Leitsatz (amtlich)
Das FA verstößt nicht gegen Treu und Glauben, wenn es auf einen zuerst gestellten Antrag auf Gewährung einer Sparprämie diese ohne vorherige Rückfrage beim Antragsteller gewährt, obwohl ihm bekannt ist, daß auf Grund der später eingereichten Einkommensteuererklärung inzwischen Bausparbeiträge bei der Einkommensteuerveranlagung berücksichtigt worden sind.
Normenkette
EStG 1967 § 10 Abs. 4
Tatbestand
Die Kläger und Revisionskläger (Kläger), Eheleute, haben am 5. März 1968 bei der X-Bank wegen Sparleistungen von 1 515 DM auf einen am 14. April 1967 abgeschlossenen Wertpapiersparvertrag die Gewährung einer Sparprämie beantragt. Der Beklagte und Revisionsbeklagte (FA) hat mit Verfügung vom 18. November 1968 darauf eine Sparprämie von 240 DM gewährt. In der am 8. Juli 1968 beim FA eingereichten Einkommensteuererklärung für 1967 machten die Kläger Einzahlungen auf einen Bausparvertrag von 8 975, 18 DM als Sonderausgaben geltend. Im Einkommensteuerbescheid vom 9. September 1968 entsprach das FA diesem Antrag. Auf Grund einer Kontrollmitteilung der Prämienstelle an die Veranlagungsstelle, die dieser am 15. November 1968 zuging, erließ das FA am 2. Januar 1969 einen nach § 222 Abs. 1 Nr. 1 AO berichtigten Einkommensteuerbescheid für 1967, in welchem es den Sonderausgabenabzug versagte. Hierdurch ergab sich eine Steuernachholung von insgesamt 2 634 DM.
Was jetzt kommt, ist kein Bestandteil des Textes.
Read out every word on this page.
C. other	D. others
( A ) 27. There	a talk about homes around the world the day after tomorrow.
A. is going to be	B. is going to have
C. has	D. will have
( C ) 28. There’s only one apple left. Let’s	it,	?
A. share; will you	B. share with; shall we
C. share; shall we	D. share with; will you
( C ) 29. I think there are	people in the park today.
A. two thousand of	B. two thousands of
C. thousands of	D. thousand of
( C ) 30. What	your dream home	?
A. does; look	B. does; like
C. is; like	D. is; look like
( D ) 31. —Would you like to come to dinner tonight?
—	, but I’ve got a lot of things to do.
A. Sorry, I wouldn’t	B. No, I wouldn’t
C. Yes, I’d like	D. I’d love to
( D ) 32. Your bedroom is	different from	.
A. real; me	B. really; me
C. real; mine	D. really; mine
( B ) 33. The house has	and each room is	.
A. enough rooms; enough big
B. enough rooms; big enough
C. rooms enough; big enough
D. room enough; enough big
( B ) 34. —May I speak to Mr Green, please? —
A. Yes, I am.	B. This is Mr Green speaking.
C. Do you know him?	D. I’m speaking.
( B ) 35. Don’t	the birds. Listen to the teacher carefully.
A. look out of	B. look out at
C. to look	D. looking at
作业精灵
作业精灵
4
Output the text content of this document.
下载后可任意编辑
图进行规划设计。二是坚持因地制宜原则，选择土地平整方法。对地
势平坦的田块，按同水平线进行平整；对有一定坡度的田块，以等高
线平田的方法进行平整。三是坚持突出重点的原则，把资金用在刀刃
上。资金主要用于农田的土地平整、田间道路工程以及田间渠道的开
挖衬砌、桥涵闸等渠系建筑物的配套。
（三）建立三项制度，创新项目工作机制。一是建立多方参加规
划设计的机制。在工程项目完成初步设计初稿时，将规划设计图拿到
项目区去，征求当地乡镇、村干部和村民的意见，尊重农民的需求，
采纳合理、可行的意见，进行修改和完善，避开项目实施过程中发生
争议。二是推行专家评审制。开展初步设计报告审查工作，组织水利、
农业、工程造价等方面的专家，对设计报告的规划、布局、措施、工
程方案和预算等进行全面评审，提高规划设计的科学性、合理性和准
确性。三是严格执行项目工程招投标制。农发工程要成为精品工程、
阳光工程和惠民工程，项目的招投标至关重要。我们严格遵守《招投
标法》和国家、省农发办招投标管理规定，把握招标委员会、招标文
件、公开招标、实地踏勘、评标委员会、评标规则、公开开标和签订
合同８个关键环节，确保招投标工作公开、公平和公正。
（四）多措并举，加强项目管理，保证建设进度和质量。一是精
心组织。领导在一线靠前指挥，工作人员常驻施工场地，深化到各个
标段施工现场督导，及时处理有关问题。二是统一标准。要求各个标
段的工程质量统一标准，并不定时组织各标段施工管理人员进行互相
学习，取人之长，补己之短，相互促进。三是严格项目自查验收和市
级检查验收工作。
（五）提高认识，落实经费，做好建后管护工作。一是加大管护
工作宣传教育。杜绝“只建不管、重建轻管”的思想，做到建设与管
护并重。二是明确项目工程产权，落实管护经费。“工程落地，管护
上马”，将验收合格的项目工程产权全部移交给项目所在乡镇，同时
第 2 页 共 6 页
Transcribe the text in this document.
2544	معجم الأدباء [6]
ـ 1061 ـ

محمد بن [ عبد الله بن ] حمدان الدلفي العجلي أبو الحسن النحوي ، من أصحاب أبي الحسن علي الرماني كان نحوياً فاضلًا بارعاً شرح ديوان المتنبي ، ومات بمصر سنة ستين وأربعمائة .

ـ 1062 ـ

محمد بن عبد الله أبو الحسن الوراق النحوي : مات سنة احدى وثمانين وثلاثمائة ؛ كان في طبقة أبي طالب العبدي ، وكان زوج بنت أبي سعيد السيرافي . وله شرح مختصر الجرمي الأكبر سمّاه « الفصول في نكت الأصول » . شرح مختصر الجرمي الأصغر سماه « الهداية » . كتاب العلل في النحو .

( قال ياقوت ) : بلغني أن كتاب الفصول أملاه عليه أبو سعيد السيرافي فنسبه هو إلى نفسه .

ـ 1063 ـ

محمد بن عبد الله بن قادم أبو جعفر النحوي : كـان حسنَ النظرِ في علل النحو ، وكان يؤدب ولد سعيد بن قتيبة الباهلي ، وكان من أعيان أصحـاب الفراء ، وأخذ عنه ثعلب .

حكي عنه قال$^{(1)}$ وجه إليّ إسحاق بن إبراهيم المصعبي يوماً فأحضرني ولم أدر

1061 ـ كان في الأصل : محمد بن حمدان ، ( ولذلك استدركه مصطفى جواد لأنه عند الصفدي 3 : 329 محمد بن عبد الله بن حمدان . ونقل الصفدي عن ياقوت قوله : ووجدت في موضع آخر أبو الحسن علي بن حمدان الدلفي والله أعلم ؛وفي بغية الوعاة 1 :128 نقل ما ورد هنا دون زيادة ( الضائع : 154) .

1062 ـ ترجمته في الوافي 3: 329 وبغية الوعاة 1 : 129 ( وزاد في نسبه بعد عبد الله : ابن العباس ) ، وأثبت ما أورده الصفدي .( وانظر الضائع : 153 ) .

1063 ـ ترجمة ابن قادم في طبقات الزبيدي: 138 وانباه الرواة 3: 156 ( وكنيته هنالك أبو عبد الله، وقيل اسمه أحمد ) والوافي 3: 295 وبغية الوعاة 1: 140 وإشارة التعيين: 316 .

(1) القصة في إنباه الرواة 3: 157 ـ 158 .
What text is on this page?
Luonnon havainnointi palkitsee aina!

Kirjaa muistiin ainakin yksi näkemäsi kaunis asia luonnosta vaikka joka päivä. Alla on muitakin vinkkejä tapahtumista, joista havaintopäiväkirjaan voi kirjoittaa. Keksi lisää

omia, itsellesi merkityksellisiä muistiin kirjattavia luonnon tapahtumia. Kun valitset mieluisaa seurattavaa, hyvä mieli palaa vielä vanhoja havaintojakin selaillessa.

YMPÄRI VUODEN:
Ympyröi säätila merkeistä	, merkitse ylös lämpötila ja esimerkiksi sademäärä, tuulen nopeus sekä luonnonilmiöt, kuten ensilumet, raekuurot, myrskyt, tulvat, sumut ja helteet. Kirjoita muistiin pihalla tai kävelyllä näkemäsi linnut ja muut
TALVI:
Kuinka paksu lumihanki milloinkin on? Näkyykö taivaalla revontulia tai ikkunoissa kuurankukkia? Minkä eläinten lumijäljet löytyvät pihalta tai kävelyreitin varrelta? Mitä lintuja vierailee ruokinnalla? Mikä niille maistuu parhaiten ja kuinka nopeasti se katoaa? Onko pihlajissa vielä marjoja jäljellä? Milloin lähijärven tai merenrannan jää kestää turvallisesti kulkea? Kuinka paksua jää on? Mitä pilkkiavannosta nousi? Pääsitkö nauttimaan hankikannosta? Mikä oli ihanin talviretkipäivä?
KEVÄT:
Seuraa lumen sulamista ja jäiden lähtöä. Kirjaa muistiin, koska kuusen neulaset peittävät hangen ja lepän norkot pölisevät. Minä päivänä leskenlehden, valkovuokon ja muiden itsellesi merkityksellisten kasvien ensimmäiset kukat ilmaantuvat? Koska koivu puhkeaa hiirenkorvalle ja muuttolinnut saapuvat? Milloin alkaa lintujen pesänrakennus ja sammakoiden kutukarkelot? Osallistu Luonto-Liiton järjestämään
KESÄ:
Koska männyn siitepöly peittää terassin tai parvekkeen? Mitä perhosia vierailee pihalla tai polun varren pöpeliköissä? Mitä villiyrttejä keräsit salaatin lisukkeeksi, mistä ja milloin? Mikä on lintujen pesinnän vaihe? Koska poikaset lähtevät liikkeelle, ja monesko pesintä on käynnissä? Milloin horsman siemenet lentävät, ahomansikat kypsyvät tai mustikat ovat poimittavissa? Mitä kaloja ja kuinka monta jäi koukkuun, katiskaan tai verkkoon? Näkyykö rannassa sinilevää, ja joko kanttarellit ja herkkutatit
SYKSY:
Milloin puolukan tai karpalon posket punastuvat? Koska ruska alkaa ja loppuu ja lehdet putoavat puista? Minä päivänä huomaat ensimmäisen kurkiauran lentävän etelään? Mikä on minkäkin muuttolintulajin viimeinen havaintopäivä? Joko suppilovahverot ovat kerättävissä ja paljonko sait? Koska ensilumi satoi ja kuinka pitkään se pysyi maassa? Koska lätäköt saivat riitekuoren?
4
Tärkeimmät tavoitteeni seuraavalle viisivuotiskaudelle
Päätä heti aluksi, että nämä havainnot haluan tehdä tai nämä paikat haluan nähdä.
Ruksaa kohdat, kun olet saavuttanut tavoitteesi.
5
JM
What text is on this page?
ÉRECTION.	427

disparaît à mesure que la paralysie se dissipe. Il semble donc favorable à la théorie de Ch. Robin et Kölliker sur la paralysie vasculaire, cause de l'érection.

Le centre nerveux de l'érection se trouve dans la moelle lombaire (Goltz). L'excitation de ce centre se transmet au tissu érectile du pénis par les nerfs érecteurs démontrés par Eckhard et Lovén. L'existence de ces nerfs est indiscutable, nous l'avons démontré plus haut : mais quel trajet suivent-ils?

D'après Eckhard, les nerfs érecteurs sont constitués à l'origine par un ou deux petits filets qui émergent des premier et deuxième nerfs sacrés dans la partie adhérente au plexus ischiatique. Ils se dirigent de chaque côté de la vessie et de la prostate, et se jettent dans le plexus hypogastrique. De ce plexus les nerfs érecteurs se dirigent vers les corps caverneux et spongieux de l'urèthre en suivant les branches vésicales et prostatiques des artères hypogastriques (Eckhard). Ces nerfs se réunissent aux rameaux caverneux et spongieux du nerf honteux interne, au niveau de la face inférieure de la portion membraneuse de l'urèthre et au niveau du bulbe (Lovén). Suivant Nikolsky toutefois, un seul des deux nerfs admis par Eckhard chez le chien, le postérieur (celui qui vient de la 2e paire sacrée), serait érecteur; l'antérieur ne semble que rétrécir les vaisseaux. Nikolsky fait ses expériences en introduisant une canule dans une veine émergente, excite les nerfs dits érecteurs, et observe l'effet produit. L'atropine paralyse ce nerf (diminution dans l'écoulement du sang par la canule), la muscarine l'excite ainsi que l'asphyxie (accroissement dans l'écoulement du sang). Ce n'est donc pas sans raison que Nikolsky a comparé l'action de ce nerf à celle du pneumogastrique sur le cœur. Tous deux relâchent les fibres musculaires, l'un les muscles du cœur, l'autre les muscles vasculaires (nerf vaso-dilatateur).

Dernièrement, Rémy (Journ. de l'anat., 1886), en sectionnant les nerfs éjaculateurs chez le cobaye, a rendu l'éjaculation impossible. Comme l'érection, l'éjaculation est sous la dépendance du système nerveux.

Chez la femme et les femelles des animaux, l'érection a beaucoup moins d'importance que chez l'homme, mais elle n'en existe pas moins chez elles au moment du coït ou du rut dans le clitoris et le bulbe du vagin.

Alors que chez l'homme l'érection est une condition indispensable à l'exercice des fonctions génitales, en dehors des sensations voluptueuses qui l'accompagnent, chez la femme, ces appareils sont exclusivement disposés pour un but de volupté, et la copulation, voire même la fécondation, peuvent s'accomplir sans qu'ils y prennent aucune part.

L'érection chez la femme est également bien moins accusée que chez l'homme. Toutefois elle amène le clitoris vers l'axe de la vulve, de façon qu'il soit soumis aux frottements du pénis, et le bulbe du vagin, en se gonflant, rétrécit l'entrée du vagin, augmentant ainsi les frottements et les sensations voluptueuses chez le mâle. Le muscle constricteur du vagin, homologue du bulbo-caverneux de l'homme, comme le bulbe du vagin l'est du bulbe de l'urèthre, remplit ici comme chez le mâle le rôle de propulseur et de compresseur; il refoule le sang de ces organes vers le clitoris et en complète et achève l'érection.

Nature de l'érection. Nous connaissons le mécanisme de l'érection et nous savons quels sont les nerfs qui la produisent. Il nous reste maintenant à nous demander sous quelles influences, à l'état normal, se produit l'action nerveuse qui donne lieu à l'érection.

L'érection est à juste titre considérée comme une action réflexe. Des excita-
Die nach erfolglosem Einspruch erhobene Klage hatte keinen Erfolg. Das FG führte u. a. aus: Die Kläger hätten ihr Wahlrecht (§ 10 Abs. 4 EStG, § 1 Abs. 3 SparPG) wirksam zugunsten der Sparprämie ausgeübt. In dem Vordruck 114 "Antrag auf Gewährung einer Sparprämie für 1967" hätten sie die Frage, ob sie im Kalenderjahr 1967 noch weitere Sparbeiträge, Bausparbeiträge oder andere nach dem WoPG begünstigte Aufwendungen geleistet hätten, ausdrücklich mit nein beantwortet. Für ihre Auffassung, daß sie in dem Vordruck gleichzeitig einen Antrag auf Berücksichtigung der Sparbeiträge als Sonderausgaben gestellt hätten, ergäben sich aus dem Antragsvordruck keine Anshaltspunkte. Eine Änderung der getroffenen Wahl sei nicht zulässig.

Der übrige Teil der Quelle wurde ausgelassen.